U.S. FDA Approves First Injectable HIV Prevention Drug

The United States Food and Drug Administration (FDA) approved on Dec. 20 the first injectable medication for use as pre-exposure prophylaxis (PrEP) to reduce the risk of sexually acquiring HIV.

FDA approved Apertude as an alternative to oral HIV prevention pills taken daily, such as Truvada and Descovy, for at-risk adults and teens who weigh at least 35 kilograms.

Apertude is given first as two shots a month apart, then every two months afterward, according to the FDA.

FDA said that two clinical trials showed that Apertude was more likely to reduce HIV than the oral pills.

The risk was 69% lower for cisgender men and transgender women who have sex with men and 90% lower for cisgender women.

“Today’s approval adds an important tool in the effort to end the HIV epidemic by providing the first option to prevent HIV that does not involve taking a daily pill,” Debra Birnkrant, director of the Division of Antivirals in the FDA’s Center for Drug Evaluation and Research, said.

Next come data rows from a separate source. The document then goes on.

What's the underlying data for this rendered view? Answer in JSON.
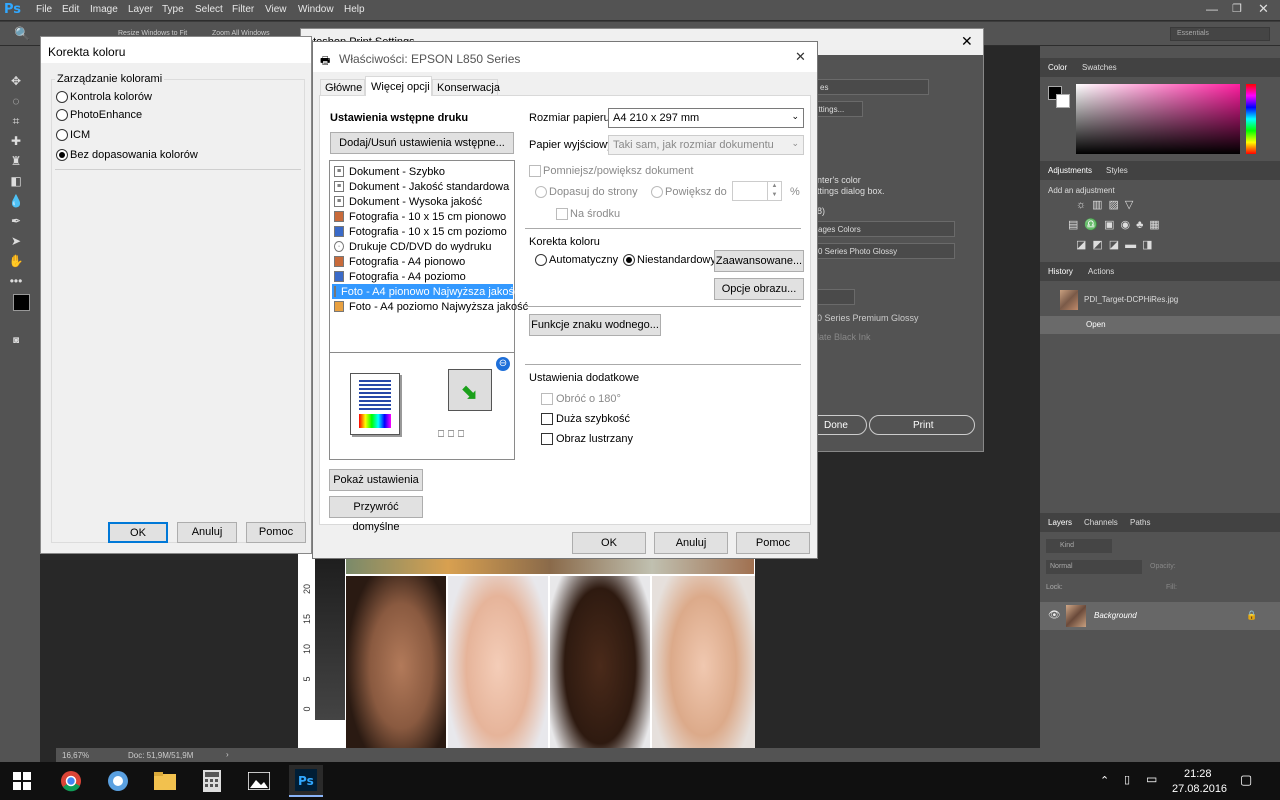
{
  "photoshop": {
    "logo": "Ps",
    "menu": [
      "File",
      "Edit",
      "Image",
      "Layer",
      "Type",
      "Select",
      "Filter",
      "View",
      "Window",
      "Help"
    ],
    "opt_reset": "Resize Windows to Fit",
    "opt_zoom_all": "Zoom All Windows",
    "workspace": "Essentials",
    "status_zoom": "16,67%",
    "status_doc": "Doc: 51,9M/51,9M",
    "panels": {
      "color_tab": "Color",
      "swatches_tab": "Swatches",
      "adjustments_tab": "Adjustments",
      "styles_tab": "Styles",
      "add_adjustment": "Add an adjustment",
      "history_tab": "History",
      "actions_tab": "Actions",
      "history_file": "PDI_Target-DCPHiRes.jpg",
      "history_open": "Open",
      "layers_tab": "Layers",
      "channels_tab": "Channels",
      "paths_tab": "Paths",
      "kind": "Kind",
      "blend": "Normal",
      "opacity": "Opacity:",
      "lock": "Lock:",
      "fill": "Fill:",
      "layer_name": "Background"
    },
    "ruler_numbers": [
      "20",
      "15",
      "10",
      "5",
      "0"
    ]
  },
  "print_settings": {
    "title": "otoshop Print Settings",
    "frag_dropdown": "es",
    "frag_settings_btn": "ettings...",
    "frag_text1": "nter's color",
    "frag_text2": "ttings dialog box.",
    "frag_paren": "8)",
    "frag_sel1": "ages Colors",
    "frag_sel2": "0 Series Photo Glossy",
    "frag_text3": "0 Series Premium Glossy",
    "frag_text4": "late Black Ink",
    "done": "Done",
    "print": "Print"
  },
  "korekta": {
    "title": "Korekta koloru",
    "group": "Zarządzanie kolorami",
    "options": [
      "Kontrola kolorów",
      "PhotoEnhance",
      "ICM",
      "Bez dopasowania kolorów"
    ],
    "selected_index": 3,
    "ok": "OK",
    "cancel": "Anuluj",
    "help": "Pomoc"
  },
  "epson": {
    "title": "Właściwości: EPSON L850 Series",
    "tabs": [
      "Główne",
      "Więcej opcji",
      "Konserwacja"
    ],
    "active_tab_index": 1,
    "presets_heading": "Ustawienia wstępne druku",
    "presets_btn": "Dodaj/Usuń ustawienia wstępne...",
    "presets": [
      "Dokument - Szybko",
      "Dokument - Jakość standardowa",
      "Dokument - Wysoka jakość",
      "Fotografia - 10 x 15 cm pionowo",
      "Fotografia - 10 x 15 cm poziomo",
      "Drukuje CD/DVD do wydruku",
      "Fotografia - A4 pionowo",
      "Fotografia - A4 poziomo",
      "Foto - A4 pionowo Najwyższa jakość",
      "Foto - A4 poziomo Najwyższa jakość"
    ],
    "selected_preset_index": 8,
    "show_settings_btn": "Pokaż ustawienia",
    "restore_btn": "Przywróć domyślne",
    "paper_size_label": "Rozmiar papieru",
    "paper_size_value": "A4 210 x 297 mm",
    "output_paper_label": "Papier wyjściowy",
    "output_paper_value": "Taki sam, jak rozmiar dokumentu",
    "reduce_enlarge": "Pomniejsz/powiększ dokument",
    "fit_page": "Dopasuj do strony",
    "zoom_to": "Powiększ do",
    "percent": "%",
    "center": "Na środku",
    "color_correction_label": "Korekta koloru",
    "auto": "Automatyczny",
    "custom": "Niestandardowy",
    "advanced_btn": "Zaawansowane...",
    "image_options_btn": "Opcje obrazu...",
    "watermark_btn": "Funkcje znaku wodnego...",
    "extra_label": "Ustawienia dodatkowe",
    "rotate": "Obróć o 180°",
    "high_speed": "Duża szybkość",
    "mirror": "Obraz lustrzany",
    "ok": "OK",
    "cancel": "Anuluj",
    "help": "Pomoc"
  },
  "taskbar": {
    "time": "21:28",
    "date": "27.08.2016"
  },
  "colors": {
    "ps_panel": "#535353",
    "ps_dark": "#282828",
    "dialog_bg": "#f0f0f0",
    "selection": "#3399ff",
    "accent_btn": "#0078d7"
  }
}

“This injection, given every two months, will be critical to addressing the HIV epidemic in the U.S., including helping high-risk individuals and certain groups where adherence to daily medication has been a major challenge or not a realistic option,” Birnkrant further said.

Kenyan Farrow, the managing director of advocacy group PrEP4All told NBC News in an emailed statement that they were “definitely happy to see the FDA approval of another option for people who want to use PrEP.”

However, Farrow added that he fears the “implementation of this option will likely take years to make it real for most people.”

“Due to COVID, public health systems are already overburdened and much of the workforce needed to implement this large scale are leaving the field due to burnout,” Farrow said.